I, too, don't understand. If you bring up the on-screen Guide, you can scroll through it to whatever channel you want and hit Enter to tune to that channel. You can also just enter the channel number directly with the remote control. Also, you can go to Find Programs | Record by Time or Channel | Browse by Time | All Channels, leave the date and time at their current values, go into the show details and use the Channel Up/Down buttons to scroll through the shows. Each show that's currently on will have "Watch Now" as the first option (followed by "Record this episode" as the second).


----------



## One-I (Aug 28, 2007)

Also, if you go to the guide listings a few minutes before the hour, the guide will display the upcoming shows (admittedly handy) but since the show hasn't started TiVo will prompt to record the future show (admittedly frustrating)

Maybe in a future update, TiVo could default to just simply changing channels in the guide list when it is a few minutes from starting, instead of prompting to record (since we already have so many other ways to skin this cat)

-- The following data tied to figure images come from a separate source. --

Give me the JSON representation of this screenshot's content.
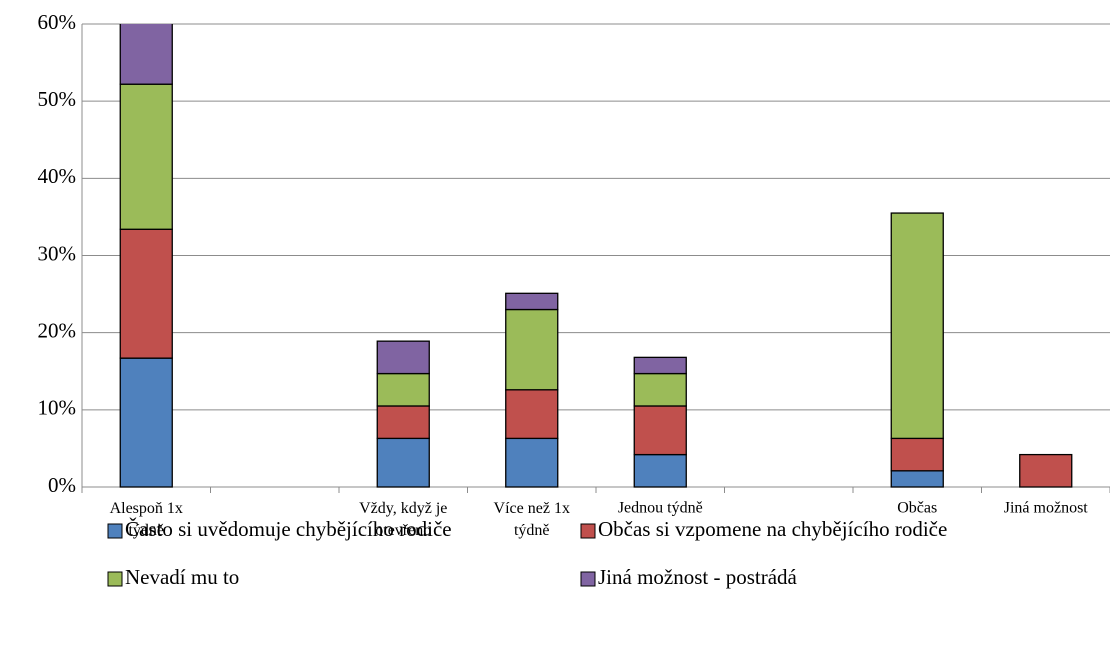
{
  "chart_data": {
    "type": "stacked_bar",
    "categories": [
      "Alespoň 1x\ntýdně",
      null,
      "Vždy, když je\notevřeno",
      "Více než 1x\ntýdně",
      "Jednou týdně",
      null,
      "Občas",
      "Jiná možnost"
    ],
    "series": [
      {
        "name": "Často si uvědomuje chybějícího rodiče",
        "color": "#4f81bd",
        "values": [
          16.7,
          0,
          6.3,
          6.3,
          4.2,
          0,
          2.1,
          0
        ]
      },
      {
        "name": "Občas si vzpomene na chybějícího rodiče",
        "color": "#c0504d",
        "values": [
          16.7,
          0,
          4.2,
          6.3,
          6.3,
          0,
          4.2,
          4.2
        ]
      },
      {
        "name": "Nevadí mu to",
        "color": "#9bbb59",
        "values": [
          18.8,
          0,
          4.2,
          10.4,
          4.2,
          0,
          29.2,
          0
        ]
      },
      {
        "name": "Jiná možnost - postrádá",
        "color": "#8064a2",
        "values": [
          8.3,
          0,
          4.2,
          2.1,
          2.1,
          0,
          0,
          0
        ]
      }
    ],
    "ylim": [
      0,
      60
    ],
    "yticks": [
      {
        "value": 0,
        "label": "0%"
      },
      {
        "value": 10,
        "label": "10%"
      },
      {
        "value": 20,
        "label": "20%"
      },
      {
        "value": 30,
        "label": "30%"
      },
      {
        "value": 40,
        "label": "40%"
      },
      {
        "value": 50,
        "label": "50%"
      },
      {
        "value": 60,
        "label": "60%"
      }
    ],
    "grid": true
  }
}
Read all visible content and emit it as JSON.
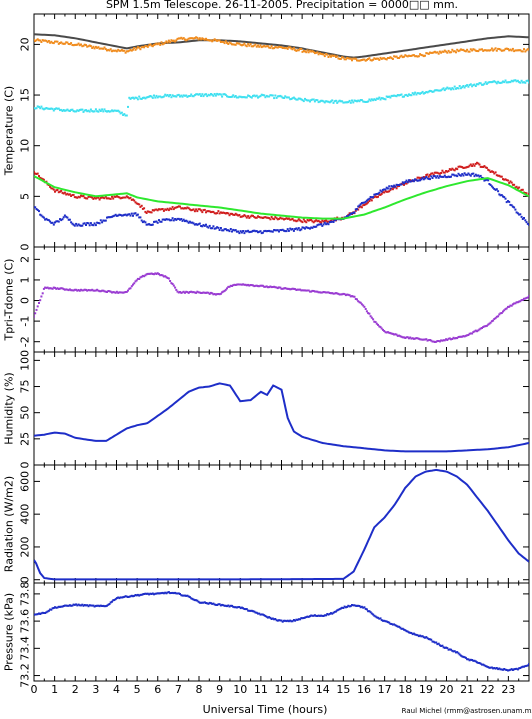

----------------------------------

The original poster did spawn an idea out of me though. It does seem like a terrible strain on the hard drive to constantly record a 30 min buffer for two channels for 24 hours. I know I only surf for a couple of hours a day. Maybe set up some user defined options to not run a buffer between X time and Y time, or to stop running the buffer if say... I haven't changed the channel in four hours (or six or whatever) indicating that my TV is off, but my cable box is still on, but kick back on after pushing a button on the remote, etc. (maybe give us the option to change the buffer length?)

sorry for the excessive commas


----------



## jblake (Jan 24, 2002)

I think he means if you select a show in the future, have an option for "Tune to this channel now". Most cable DVRs have this option. Some even have a "Tune this future program, but don't record", but I wouldn't really see a point in that, but I too would like the option of tuning to a channel when I've selected a show that is airing in the future.


----------